Il s'attendait à la réaction négative de sa jeune protégée et avait tout prévu pour neutraliser la moindre de ses dérobades. Il avait néanmoins volontairement omis de lui dire que la décision de l'envoyer si loin de La Porte procédait en grande partie de la mine sombre qu'elle affichait depuis des mois et de l'inquiétude que cela suscitait auprès de son entourage. Annie s'en était confiée à lui quelques semaines auparavant alors qu'il était venu lui rendre visite, un dimanche après-midi, dans la somptueuse demeure d'été qui appartenait à ses parents. Située à mi-chemin de la Porte et de la maison Pony, le jeune couple Cornwell avait coutume de s'y rendre le week-end, ce qui permettait à Annie de veiller discrètement sur son amie.
C'était une vieille bâtisse d'architecture Victorienne qui avait conservé toute sa prestance. En arrivant, Albert avait ressenti un pincement au cœur au souvenir des quelques fois où il s'y était rendu avec sa sœur quand ils étaient enfants. Sa tendre sœur ainée, partie si jeune et laissant ce pauvre Anthony bien seul et bien solitaire... Avec le recul, il s'en voulait de n'avoir pas été plus présent auprès de lui. Il aurait dû cesser de fuir ses obligations familiales et aurait dû renoncer à sa vie de vagabond à ce moment-là. Mais Anthony semblait si heureux en compagnie de ses cousins qu'il s'était senti rassuré et avait continué à l'observer de loin. Jamais il n'aurait imaginé le funeste destin qui l'attendait…

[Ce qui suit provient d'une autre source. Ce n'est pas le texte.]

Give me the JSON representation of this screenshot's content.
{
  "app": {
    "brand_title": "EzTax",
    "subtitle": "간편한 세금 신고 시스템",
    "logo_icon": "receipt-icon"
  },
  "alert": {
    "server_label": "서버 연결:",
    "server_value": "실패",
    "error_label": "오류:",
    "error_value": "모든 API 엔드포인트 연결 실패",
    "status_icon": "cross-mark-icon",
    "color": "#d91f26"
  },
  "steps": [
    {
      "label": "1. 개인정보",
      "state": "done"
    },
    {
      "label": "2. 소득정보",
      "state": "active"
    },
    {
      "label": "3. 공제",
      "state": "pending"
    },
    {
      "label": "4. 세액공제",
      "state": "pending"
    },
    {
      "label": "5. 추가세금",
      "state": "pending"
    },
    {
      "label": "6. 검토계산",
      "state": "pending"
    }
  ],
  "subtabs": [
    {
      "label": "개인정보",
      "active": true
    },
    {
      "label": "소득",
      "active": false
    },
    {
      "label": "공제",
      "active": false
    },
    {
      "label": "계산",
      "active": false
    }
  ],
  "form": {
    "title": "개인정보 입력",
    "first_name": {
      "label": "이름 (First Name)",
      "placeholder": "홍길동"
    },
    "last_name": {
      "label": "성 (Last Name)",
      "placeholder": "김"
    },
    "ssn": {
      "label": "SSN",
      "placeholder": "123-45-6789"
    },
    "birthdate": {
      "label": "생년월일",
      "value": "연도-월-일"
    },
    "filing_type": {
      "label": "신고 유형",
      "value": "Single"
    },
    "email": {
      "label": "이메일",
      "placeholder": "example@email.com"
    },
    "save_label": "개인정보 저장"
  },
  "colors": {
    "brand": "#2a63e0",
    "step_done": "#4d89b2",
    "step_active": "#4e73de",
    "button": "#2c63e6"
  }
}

– Je croyais que Candy devait se joindre à nous... - avait-il fait remarquer en acceptant gracieusement la tasse de thé qu'un valet de la jeune épouse Cornwell lui tendait.
– Elle le devait en effet... - avait-elle répondu en soupirant.
Elle était assise en face de lui, les jambes élégamment rassemblées sur le côté, sur une banquette de style empire dont le tissu pourpre contrastait étroitement avec la blancheur nacrée de sa robe.
– Mais elle s'est décommandée au dernier moment sous prétexte d'un travail urgent... – avait-elle poursuivi avec une moue dubitative, agitant d'une main nerveuse le long collier de perles qui pendait à son cou gracieux.
– Elle prend manifestement son métier à coeur, c'est très louable de sa part mais...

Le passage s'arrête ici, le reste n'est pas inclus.